The best treatment of this question that I have seen is a 1979 book chapter by Karl Joreskog, "Basic Ideas of Factor and Component Analysis." Sadly, I can't locate a pdf online--it is a classic for readability and succinctness.
Maximum Likelihood is just an estimation method. The real distinction is between principal components analysis (PCA) and common factor analysis (FA). PCA aims to turn p observed variables into p or fewer weighted composites, choosing each additional composite so as to explain the greatest share of variance not explained by the previous composites. Covariance is explained almost by coincidence--the focus is on the p variances.

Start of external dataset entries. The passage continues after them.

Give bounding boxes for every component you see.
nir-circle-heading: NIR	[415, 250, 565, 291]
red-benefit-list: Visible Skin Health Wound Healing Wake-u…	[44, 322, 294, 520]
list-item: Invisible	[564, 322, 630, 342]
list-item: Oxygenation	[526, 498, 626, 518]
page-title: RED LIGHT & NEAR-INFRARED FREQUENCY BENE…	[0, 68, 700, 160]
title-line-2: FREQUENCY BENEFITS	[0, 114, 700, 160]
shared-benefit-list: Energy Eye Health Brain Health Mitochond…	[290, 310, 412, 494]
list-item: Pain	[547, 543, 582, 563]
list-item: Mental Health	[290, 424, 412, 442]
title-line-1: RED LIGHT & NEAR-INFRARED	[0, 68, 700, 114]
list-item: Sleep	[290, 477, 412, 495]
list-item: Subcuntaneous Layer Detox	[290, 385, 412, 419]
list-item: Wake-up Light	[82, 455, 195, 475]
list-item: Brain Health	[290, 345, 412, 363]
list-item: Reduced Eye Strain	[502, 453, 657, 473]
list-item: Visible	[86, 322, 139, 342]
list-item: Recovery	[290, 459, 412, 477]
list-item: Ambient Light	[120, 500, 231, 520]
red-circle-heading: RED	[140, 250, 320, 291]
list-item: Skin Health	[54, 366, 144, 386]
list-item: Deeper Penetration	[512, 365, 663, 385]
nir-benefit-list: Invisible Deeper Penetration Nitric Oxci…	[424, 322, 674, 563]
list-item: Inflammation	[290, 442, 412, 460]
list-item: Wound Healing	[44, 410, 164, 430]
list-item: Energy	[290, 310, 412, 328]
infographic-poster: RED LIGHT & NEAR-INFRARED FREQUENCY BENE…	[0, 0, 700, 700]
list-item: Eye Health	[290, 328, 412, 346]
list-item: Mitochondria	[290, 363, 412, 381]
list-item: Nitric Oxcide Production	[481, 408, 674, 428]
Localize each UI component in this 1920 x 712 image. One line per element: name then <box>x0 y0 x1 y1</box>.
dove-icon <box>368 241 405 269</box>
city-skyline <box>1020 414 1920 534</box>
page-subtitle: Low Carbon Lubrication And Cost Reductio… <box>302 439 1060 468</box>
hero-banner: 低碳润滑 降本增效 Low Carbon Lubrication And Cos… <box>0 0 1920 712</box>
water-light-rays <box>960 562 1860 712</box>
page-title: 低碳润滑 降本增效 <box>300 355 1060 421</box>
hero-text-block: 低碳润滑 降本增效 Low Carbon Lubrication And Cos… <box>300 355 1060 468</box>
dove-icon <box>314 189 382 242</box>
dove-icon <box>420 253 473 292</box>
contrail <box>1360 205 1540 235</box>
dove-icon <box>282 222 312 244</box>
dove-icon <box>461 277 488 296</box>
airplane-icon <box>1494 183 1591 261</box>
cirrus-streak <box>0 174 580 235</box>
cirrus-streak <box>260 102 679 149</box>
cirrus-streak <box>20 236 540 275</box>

By contrast, FA accounts for the covariance among a set of p observed variables using k < p common factors PLUS p unique factors (or "error terms"). The p unique factors fit the diagonal elements of the observed variable covariance matrix trivially, leaving zero residuals there. The common factors are chosen so as to best account for covariance among the observed variables, thus minimizing residuals for the off-diagonal elements of the covariance matrix (which are more numerous than the diagonal elements for p > 3). Combining these two features, it should not be surprising that, for the same number of common factors or principal components, the average squared residual, across the entire covariance matrix, will be smaller for a FA model than for a PCA solution--assuming that the covariance matrix is consistent with a common factor model.

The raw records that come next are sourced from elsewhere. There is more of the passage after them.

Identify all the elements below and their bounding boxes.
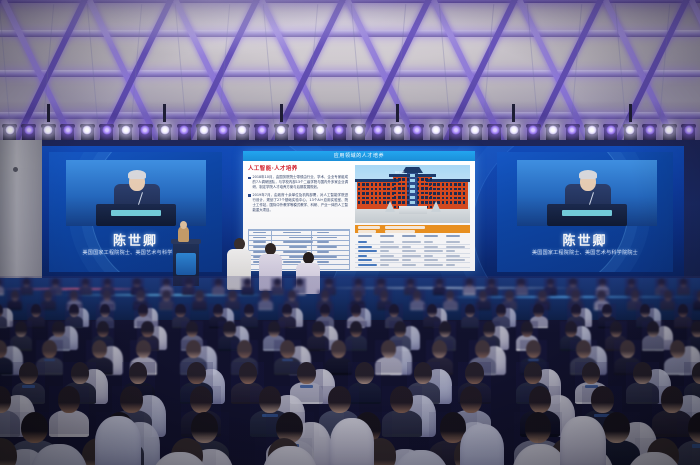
building-window — [407, 196, 409, 199]
audience-member-head — [162, 290, 170, 301]
building-window — [433, 188, 435, 191]
building-window — [417, 201, 419, 204]
audience-member-head — [407, 278, 414, 287]
building-window — [383, 188, 385, 191]
building-window — [421, 187, 423, 190]
audience-member-head — [69, 304, 79, 317]
building-window — [402, 187, 404, 190]
building-window — [383, 192, 385, 195]
building-window — [430, 183, 432, 186]
audience-member-head — [691, 321, 700, 337]
audience-member-head — [661, 386, 683, 413]
audience-member-shoulders — [461, 316, 479, 329]
light-lamp — [257, 125, 267, 135]
building-window — [366, 188, 368, 191]
audience-member-head — [31, 304, 41, 317]
audience-member-head — [261, 290, 269, 301]
audience-chair — [460, 424, 504, 465]
audience-member-head — [321, 290, 329, 301]
building-window — [375, 188, 377, 191]
building-window — [402, 192, 404, 195]
slide-bullet: 2018年10月，由国务院院士带领由行业、学术、企业专家组成的7人调研团队，与学… — [248, 175, 348, 190]
speaker-name-right: 陈世卿 — [497, 230, 673, 249]
secondary-table-cell — [317, 256, 337, 258]
tower-window — [410, 179, 415, 182]
light-hanging-stalk — [47, 104, 50, 122]
speaker-subtitle-right: 美国国家工程院院士、美国艺术与科学院院士 — [497, 249, 673, 256]
audience-member-head — [427, 304, 437, 317]
audience-member-head — [394, 321, 406, 337]
audience-member-head — [228, 290, 236, 301]
building-window — [362, 188, 364, 191]
building-window — [398, 183, 400, 186]
building-window — [442, 201, 444, 204]
conference-hall-photo: 陈世卿 美国国家工程院院士、美国艺术与科学院院士 陈世卿 美国国家工程院院士、美… — [0, 0, 700, 465]
building-window — [379, 183, 381, 186]
audience-member-head — [42, 340, 57, 358]
building-window — [458, 188, 460, 191]
audience-member-head — [479, 290, 487, 301]
audience-member-head — [569, 278, 576, 287]
light-lamp — [393, 125, 403, 135]
building-window — [458, 192, 460, 195]
building-window — [421, 178, 423, 181]
building-window — [366, 201, 368, 204]
building-window — [442, 183, 444, 186]
audience-member-head — [664, 290, 672, 301]
building-window — [425, 201, 427, 204]
audience-member-head — [529, 386, 551, 413]
building-window — [417, 178, 419, 181]
audience-member-head — [488, 278, 495, 287]
table-header-label-d — [385, 230, 415, 233]
building-window — [379, 192, 381, 195]
light-lamp — [548, 125, 558, 135]
building-window — [463, 197, 465, 200]
audience-member-head — [533, 304, 543, 317]
building-window — [371, 188, 373, 191]
secondary-table-cell — [253, 237, 266, 239]
audience-member-head — [413, 290, 421, 301]
audience-member-head — [355, 278, 362, 287]
audience-member-head — [141, 321, 153, 337]
building-window — [387, 188, 389, 191]
audience-member-head — [414, 362, 432, 384]
speaker-hair — [579, 170, 597, 179]
light-lamp — [63, 125, 73, 135]
audience-member-head — [136, 290, 144, 301]
light-lamp — [645, 125, 655, 135]
audience-member-head — [351, 304, 361, 317]
speaker-screen-right: 陈世卿 美国国家工程院院士、美国艺术与科学院院士 — [497, 152, 673, 272]
building-window — [398, 201, 400, 204]
audience-member-head — [239, 362, 257, 384]
audience-member — [677, 278, 690, 294]
audience-member-head — [70, 290, 78, 301]
audience-member-head — [496, 304, 506, 317]
light-lamp — [102, 125, 112, 135]
slide-bullet-text: 2019年7月，由政府十余单位及机构部署，对人工智能学院进行设计，规划了27个基… — [253, 193, 349, 213]
tower-window — [410, 185, 415, 188]
building-window — [463, 192, 465, 195]
audience-member — [693, 290, 700, 309]
building-window — [454, 201, 456, 204]
audience-member-head — [331, 340, 346, 358]
table-row — [355, 245, 470, 249]
building-window — [366, 183, 368, 186]
audience-member-shoulders — [443, 300, 458, 311]
building-window — [446, 197, 448, 200]
audience-member-head — [517, 278, 524, 287]
building-window — [446, 192, 448, 195]
audience-member-head — [597, 290, 605, 301]
audience-member-shoulders — [258, 300, 273, 311]
audience-member-head — [571, 304, 581, 317]
building-window — [421, 192, 423, 195]
light-lamp — [5, 125, 15, 135]
audience-member-head — [466, 278, 473, 287]
building-window — [371, 183, 373, 186]
building-window — [437, 192, 439, 195]
audience-member-head — [633, 362, 651, 384]
tower-window — [410, 201, 415, 204]
audience-chair — [330, 418, 374, 465]
slide-bullet: 2019年7月，由政府十余单位及机构部署，对人工智能学院进行设计，规划了27个基… — [248, 193, 348, 213]
table-column-header — [380, 235, 394, 237]
speaker-hair — [128, 170, 146, 179]
audience-member-head — [274, 278, 281, 287]
building-window — [371, 192, 373, 195]
secondary-table-cell — [289, 237, 313, 239]
building-window — [417, 192, 419, 195]
building-window — [402, 178, 404, 181]
audience-member-head — [58, 386, 80, 413]
audience-member-shoulders — [642, 335, 664, 351]
building-roof-center — [402, 167, 423, 173]
photo-caption: 校区主楼 — [395, 170, 405, 174]
audience-member-head — [138, 304, 148, 317]
audience-member-head — [328, 386, 350, 413]
slide-text-column: 人工智能·人才培养 2018年10月，由国务院院士带领由行业、学术、企业专家组成… — [248, 164, 348, 216]
audience-member-head — [195, 290, 203, 301]
audience-member — [0, 340, 13, 373]
building-window — [366, 192, 368, 195]
building-window — [437, 188, 439, 191]
light-lamp — [160, 125, 170, 135]
secondary-table-cell — [317, 246, 337, 248]
audience-member-head — [354, 290, 362, 301]
building-window — [421, 201, 423, 204]
building-window — [442, 188, 444, 191]
audience-member-head — [185, 278, 192, 287]
building-window — [425, 183, 427, 186]
building-window — [454, 197, 456, 200]
audience-member-head — [658, 278, 665, 287]
building-window — [442, 192, 444, 195]
building-window — [394, 178, 396, 181]
audience-member-head — [460, 386, 482, 413]
audience-member-head — [44, 290, 52, 301]
audience-member — [642, 321, 664, 349]
table-header-label-c — [358, 230, 376, 233]
audience-member — [10, 321, 32, 349]
audience-member-head — [186, 321, 198, 337]
audience-member-head — [640, 304, 650, 317]
audience-member-head — [0, 386, 11, 413]
audience-member-head — [52, 321, 64, 337]
audience-member-head — [680, 278, 687, 287]
audience-member-head — [355, 362, 373, 384]
building-window — [430, 196, 432, 199]
audience-member-head — [23, 278, 30, 287]
building-window — [387, 192, 389, 195]
audience-chair — [95, 416, 141, 465]
audience-member-head — [244, 304, 254, 317]
building-window — [417, 183, 419, 186]
light-lamp — [296, 125, 306, 135]
building-window — [358, 183, 360, 186]
audience-member-head — [103, 290, 111, 301]
light-lamp — [24, 125, 34, 135]
audience-member-head — [186, 340, 201, 358]
audience-member-head — [213, 304, 223, 317]
light-lamp — [199, 125, 209, 135]
building-window — [437, 183, 439, 186]
plaza-steps — [399, 206, 427, 214]
building-window — [358, 197, 360, 200]
audience-member-head — [390, 386, 412, 413]
audience-member-head — [215, 278, 222, 287]
building-window — [425, 192, 427, 195]
audience-member-head — [591, 386, 613, 413]
light-hanging-stalk — [280, 104, 283, 122]
audience-member-head — [320, 304, 330, 317]
audience-member-shoulders — [241, 286, 254, 295]
building-window — [430, 206, 432, 209]
audience-member-head — [296, 278, 303, 287]
building-window — [454, 183, 456, 186]
building-window — [430, 192, 432, 195]
building-window — [358, 201, 360, 204]
building-window — [362, 183, 364, 186]
building-window — [394, 192, 396, 195]
light-lamp — [218, 125, 228, 135]
building-window — [454, 192, 456, 195]
building-roof-right — [412, 174, 436, 177]
audience-member-head — [465, 304, 475, 317]
building-window — [358, 192, 360, 195]
bullet-marker-icon — [248, 177, 251, 180]
building-window — [454, 188, 456, 191]
slide-heading: 人工智能·人才培养 — [248, 164, 348, 172]
light-lamp — [606, 125, 616, 135]
building-window — [379, 201, 381, 204]
audience-member-head — [377, 278, 384, 287]
audience-member-shoulders — [0, 357, 13, 375]
audience-member-head — [280, 340, 295, 358]
secondary-table-cell — [253, 232, 266, 234]
building-window — [446, 188, 448, 191]
building-window — [394, 187, 396, 190]
audience-member — [258, 290, 273, 309]
bullet-marker-icon — [248, 194, 251, 197]
building-window — [463, 188, 465, 191]
audience-member-head — [133, 278, 140, 287]
audience-lanyard — [300, 385, 313, 388]
building-window — [433, 183, 435, 186]
audience-lanyard — [692, 444, 700, 448]
secondary-table-cell — [283, 232, 301, 234]
building-window — [375, 197, 377, 200]
audience-member-head — [571, 290, 579, 301]
audience-member-head — [432, 340, 447, 358]
audience-member — [461, 304, 479, 327]
building-window — [433, 192, 435, 195]
audience-member-head — [0, 340, 7, 358]
light-lamp — [684, 125, 694, 135]
building-window — [407, 201, 409, 204]
audience-member-head — [268, 321, 280, 337]
audience-member-head — [389, 304, 399, 317]
audience-member-head — [446, 290, 454, 301]
audience-member-head — [483, 321, 495, 337]
secondary-table-cell — [317, 237, 337, 239]
building-window — [407, 192, 409, 195]
building-window — [394, 196, 396, 199]
audience-member-head — [282, 304, 292, 317]
table-row — [355, 254, 470, 258]
building-window — [430, 201, 432, 204]
audience-member — [192, 290, 207, 309]
audience-member — [443, 290, 458, 309]
audience-member-head — [439, 321, 451, 337]
building-window — [446, 201, 448, 204]
building-window — [430, 187, 432, 190]
light-lamp — [121, 125, 131, 135]
audience-member-head — [120, 386, 142, 413]
audience-member — [0, 278, 4, 294]
audience-member-head — [381, 340, 396, 358]
secondary-table-cell — [289, 246, 307, 248]
secondary-table-cell — [283, 241, 313, 243]
slide-data-table — [355, 234, 470, 268]
audience-seating — [0, 276, 700, 465]
building-window — [433, 197, 435, 200]
audience-member-head — [380, 290, 388, 301]
audience-member-shoulders — [0, 316, 7, 329]
audience-member-head — [647, 321, 659, 337]
building-window — [379, 188, 381, 191]
building-window — [383, 197, 385, 200]
audience-member-head — [602, 304, 612, 317]
audience-member-head — [599, 278, 606, 287]
table-header-label-b — [385, 226, 425, 229]
secondary-table-cell — [317, 241, 329, 243]
audience-member-head — [288, 290, 296, 301]
building-window — [362, 201, 364, 204]
podium-front-panel — [176, 253, 196, 275]
audience-member-head — [526, 340, 541, 358]
audience-member-head — [603, 412, 630, 443]
audience-member-head — [678, 304, 688, 317]
building-window — [425, 178, 427, 181]
building-window — [450, 192, 452, 195]
light-lamp — [412, 125, 422, 135]
audience-member-head — [104, 278, 111, 287]
building-window — [417, 196, 419, 199]
audience-member-shoulders — [463, 286, 476, 295]
audience-member-shoulders — [660, 300, 675, 311]
building-window — [442, 197, 444, 200]
audience-member-head — [670, 340, 685, 358]
building-window — [375, 183, 377, 186]
audience-member — [240, 304, 258, 327]
building-window — [417, 187, 419, 190]
building-window — [383, 183, 385, 186]
building-window — [458, 201, 460, 204]
audience-member — [463, 278, 476, 294]
audience-member-head — [175, 304, 185, 317]
audience-member-head — [538, 290, 546, 301]
audience-member-head — [259, 386, 281, 413]
audience-member-head — [187, 362, 205, 384]
audience-member-shoulders — [212, 286, 225, 295]
audience-member-head — [582, 362, 600, 384]
audience-member-head — [505, 290, 513, 301]
building-window — [366, 197, 368, 200]
building-window — [398, 187, 400, 190]
table-column-header — [358, 235, 372, 237]
audience-member-head — [576, 340, 591, 358]
audience-member-head — [475, 340, 490, 358]
audience-member-head — [0, 304, 3, 317]
building-window — [425, 196, 427, 199]
building-window — [387, 197, 389, 200]
table-column-header — [424, 235, 438, 237]
table-row — [355, 249, 470, 253]
building-roof-wing-left — [355, 179, 399, 182]
table-row — [355, 240, 470, 244]
slide-title-bar: 应用领域的人才培养 — [243, 151, 475, 161]
audience-member-head — [100, 304, 110, 317]
light-hanging-stalk — [512, 104, 515, 122]
building-window — [407, 187, 409, 190]
audience-member-head — [15, 321, 27, 337]
slide-table-header — [355, 225, 470, 233]
building-roof-wing-right — [426, 179, 470, 182]
building-window — [398, 178, 400, 181]
light-hanging-stalk — [163, 104, 166, 122]
audience-member-head — [82, 278, 89, 287]
building-window — [421, 196, 423, 199]
building-window — [407, 183, 409, 186]
table-column-header — [402, 235, 416, 237]
building-window — [398, 196, 400, 199]
audience-member-head — [223, 321, 235, 337]
building-window — [362, 197, 364, 200]
audience-member-head — [19, 362, 37, 384]
audience-member-shoulders — [693, 300, 700, 311]
podium-banner-on-screen — [562, 210, 612, 216]
building-window — [458, 197, 460, 200]
tower-window — [410, 174, 415, 177]
audience-member-head — [71, 362, 89, 384]
audience-chair — [560, 416, 606, 465]
audience-member-head — [97, 321, 109, 337]
podium-speaker-head — [180, 221, 187, 229]
audience-member-head — [11, 290, 19, 301]
audience-member-head — [237, 340, 252, 358]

It is the fundamental difference in technique, not the difference in estimation method, that is primarily responsible for this difference in performance. Maximum likelihood and generalized least squares estimation of a factor model, for example, are asymptotically equivalent, given assumptions.
Jöreskog, K. G. (1979). Basic ideas of factor and component analysis. Advances in factor analysis and structural equation models, 5-20. Abt Books.